In a dreary replay of last year's battle over coronary CT angiography scans, the Centers for Medicare and Medicaid Services has proposed not covering a valuable and rapidly evolving screening exam: CT colonography.
CMS eventually backed down on its plans for coronary CTA, and reimbursement remains the province of individual Medicare carriers. A decision on CT colonography reimbursement is due out this month, and we still hope CMS reverses its recommendation. If it does not, we can anticipate that screening for colon cancer will remain at lackluster levels and that death rates for colon cancer will remain unacceptably high.
CMS outlined its proposed decision in a Feb. 11 memorandum. The agency's analysis turned heavily on a few points. One was that CT colonography is considerably less effective at spotting polyps in the 6 to 10-mm range than is optical colonoscopy, something that has been challenged in studies not cited by CMS.
The other was an argument about the cost-effectiveness of CT colonography. Although no studies look at this issue in the Medicare population, CMS contends that a higher incidence of polyps and a resulting higher referral rate for optical colonoscopy to remove them would limit the value of an “intermediate” test like CT colonography. That argument may have some validity, but there is a question whether CMS can use it. In comments to CMS, the Advanced Medical Technology Association contends that CMS is preempted from considering cost in this issue by a decision in Congress in 1997 to create a colorectal cancer screening benefit under Medicare.
More serious is what CMS didn't address in its coverage proposal, the fact that screening rates for colorectal cancer are still relatively low and that limiting screening payments to optical: colon scans combined with fecal occult blood testing will not help boost them. There just aren't enough gastroenterologists to do the job.
Studies from New Hampshire (Am J Prev Med 2007;32[1]:25-31), Montana (Am J Prev Med 2009;36[4]:329-32), and New Mexico (Prev Chronic Dis 2005;2[1]:A07) all conclude that current capacity is a barrier to increasing screening rates. The New Mexico study notes that achieving more universal screening would require additional testing modalities.

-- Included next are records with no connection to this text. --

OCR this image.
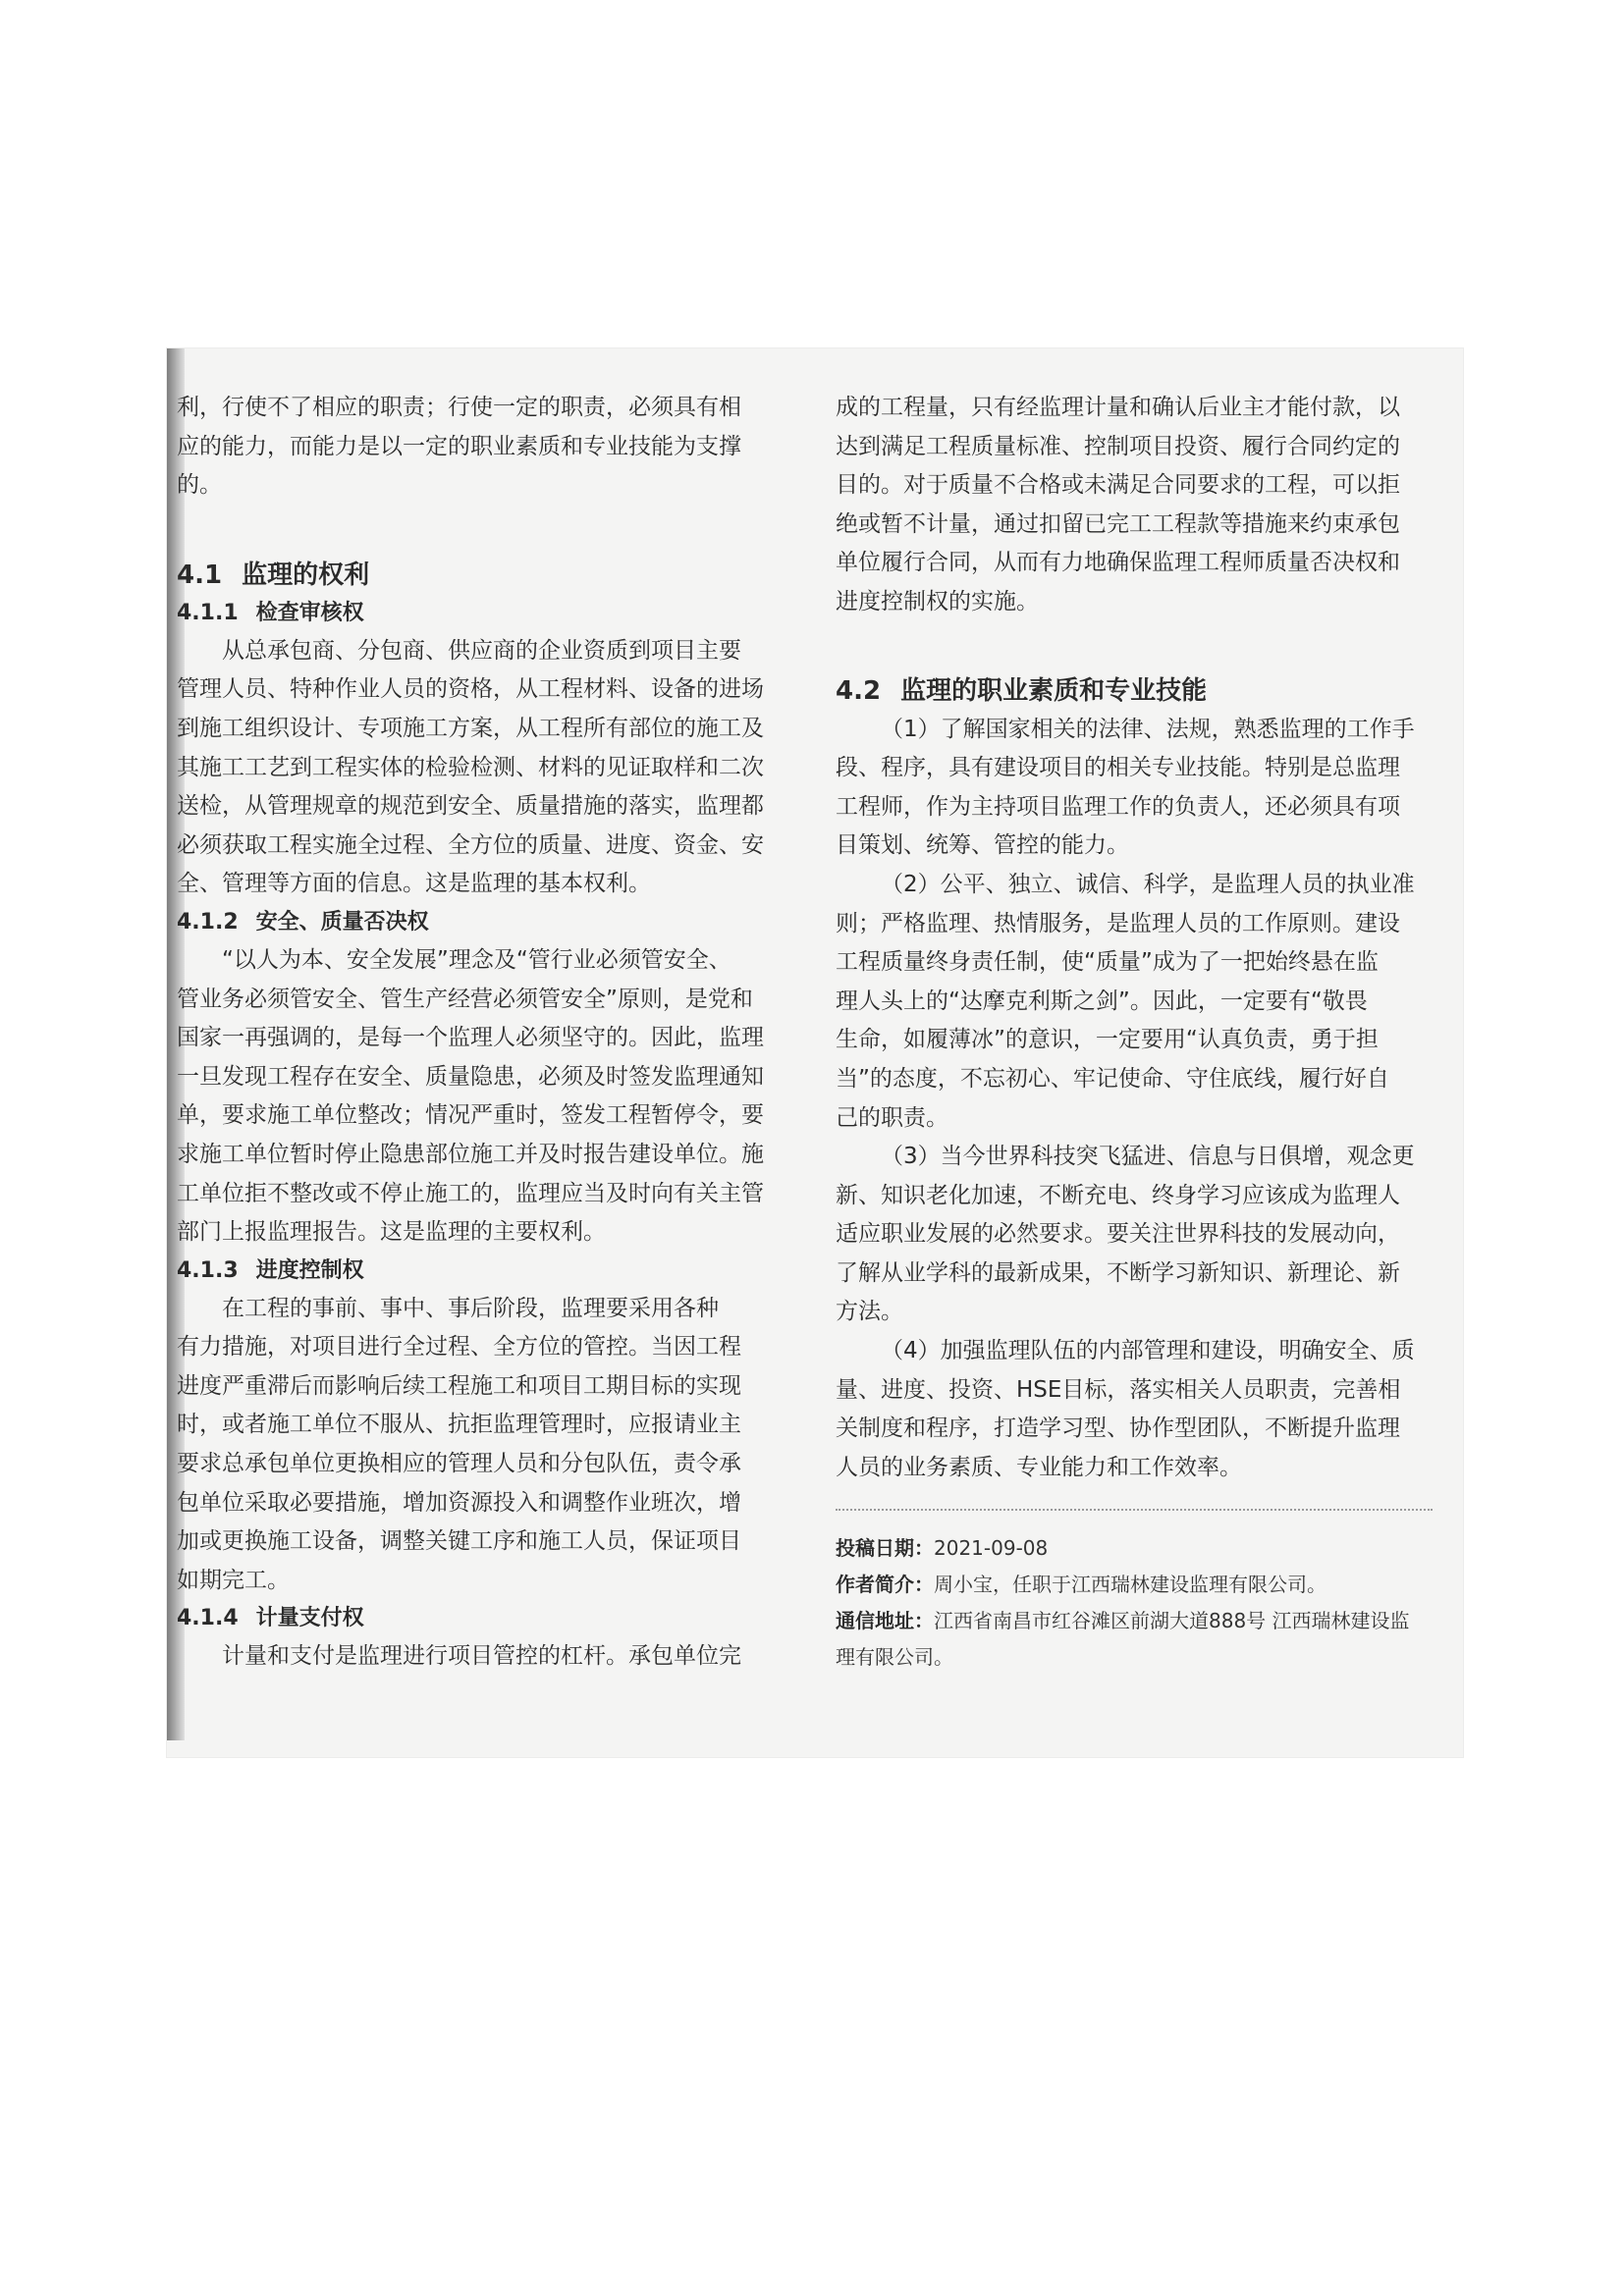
利，行使不了相应的职责；行使一定的职责，必须具有相

应的能力，而能力是以一定的职业素质和专业技能为支撑

的。

4.1 监理的权利
4.1.1 检查审核权

从总承包商、分包商、供应商的企业资质到项目主要

管理人员、特种作业人员的资格，从工程材料、设备的进场

到施工组织设计、专项施工方案，从工程所有部位的施工及

其施工工艺到工程实体的检验检测、材料的见证取样和二次

送检，从管理规章的规范到安全、质量措施的落实，监理都

必须获取工程实施全过程、全方位的质量、进度、资金、安

全、管理等方面的信息。这是监理的基本权利。

4.1.2 安全、质量否决权

“以人为本、安全发展”理念及“管行业必须管安全、

管业务必须管安全、管生产经营必须管安全”原则，是党和

国家一再强调的，是每一个监理人必须坚守的。因此，监理

一旦发现工程存在安全、质量隐患，必须及时签发监理通知

单，要求施工单位整改；情况严重时，签发工程暂停令，要

求施工单位暂时停止隐患部位施工并及时报告建设单位。施

工单位拒不整改或不停止施工的，监理应当及时向有关主管

部门上报监理报告。这是监理的主要权利。

4.1.3 进度控制权

在工程的事前、事中、事后阶段，监理要采用各种

有力措施，对项目进行全过程、全方位的管控。当因工程

进度严重滞后而影响后续工程施工和项目工期目标的实现

时，或者施工单位不服从、抗拒监理管理时，应报请业主

要求总承包单位更换相应的管理人员和分包队伍，责令承

包单位采取必要措施，增加资源投入和调整作业班次，增

加或更换施工设备，调整关键工序和施工人员，保证项目

如期完工。

4.1.4 计量支付权

计量和支付是监理进行项目管控的杠杆。承包单位完

成的工程量，只有经监理计量和确认后业主才能付款，以

达到满足工程质量标准、控制项目投资、履行合同约定的

目的。对于质量不合格或未满足合同要求的工程，可以拒

绝或暂不计量，通过扣留已完工工程款等措施来约束承包

单位履行合同，从而有力地确保监理工程师质量否决权和

进度控制权的实施。

4.2 监理的职业素质和专业技能

（1）了解国家相关的法律、法规，熟悉监理的工作手

段、程序，具有建设项目的相关专业技能。特别是总监理

工程师，作为主持项目监理工作的负责人，还必须具有项

目策划、统筹、管控的能力。

（2）公平、独立、诚信、科学，是监理人员的执业准

则；严格监理、热情服务，是监理人员的工作原则。建设

工程质量终身责任制，使“质量”成为了一把始终悬在监

理人头上的“达摩克利斯之剑”。因此，一定要有“敬畏

生命，如履薄冰”的意识，一定要用“认真负责，勇于担

当”的态度，不忘初心、牢记使命、守住底线，履行好自

己的职责。

（3）当今世界科技突飞猛进、信息与日俱增，观念更

新、知识老化加速，不断充电、终身学习应该成为监理人

适应职业发展的必然要求。要关注世界科技的发展动向，

了解从业学科的最新成果，不断学习新知识、新理论、新

方法。

（4）加强监理队伍的内部管理和建设，明确安全、质

量、进度、投资、HSE目标，落实相关人员职责，完善相

关制度和程序，打造学习型、协作型团队，不断提升监理

人员的业务素质、专业能力和工作效率。

投稿日期：2021-09-08
作者简介：周小宝，任职于江西瑞林建设监理有限公司。
通信地址：江西省南昌市红谷滩区前湖大道888号 江西瑞林建设监
理有限公司。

Another study looking at the national picture concluded that meeting the demand for screening would require that the number of endoscopists be increased by about a third (J Gastroenterol Hepatol 2008;23[Suppl 2]:S198-204).
“Our studies of capacity to deliver screening colonoscopy to average-risk people illustrate a clear deficit in manpower,” the author wrote.
Although the study did not endorse a multimodality strategy, saying it may confound the screening message, it seems this problem is more easily overcome than a serious staffing shortage.
We have a promising technology that is improving rapidly and will eventually rival, if it has not already, optical screening in effectiveness. The new technology offers the opportunity to greatly expand screening options and capabilities and can lead to earlier detection and a reduction in deaths from colon cancer. CMS should not stand in the way.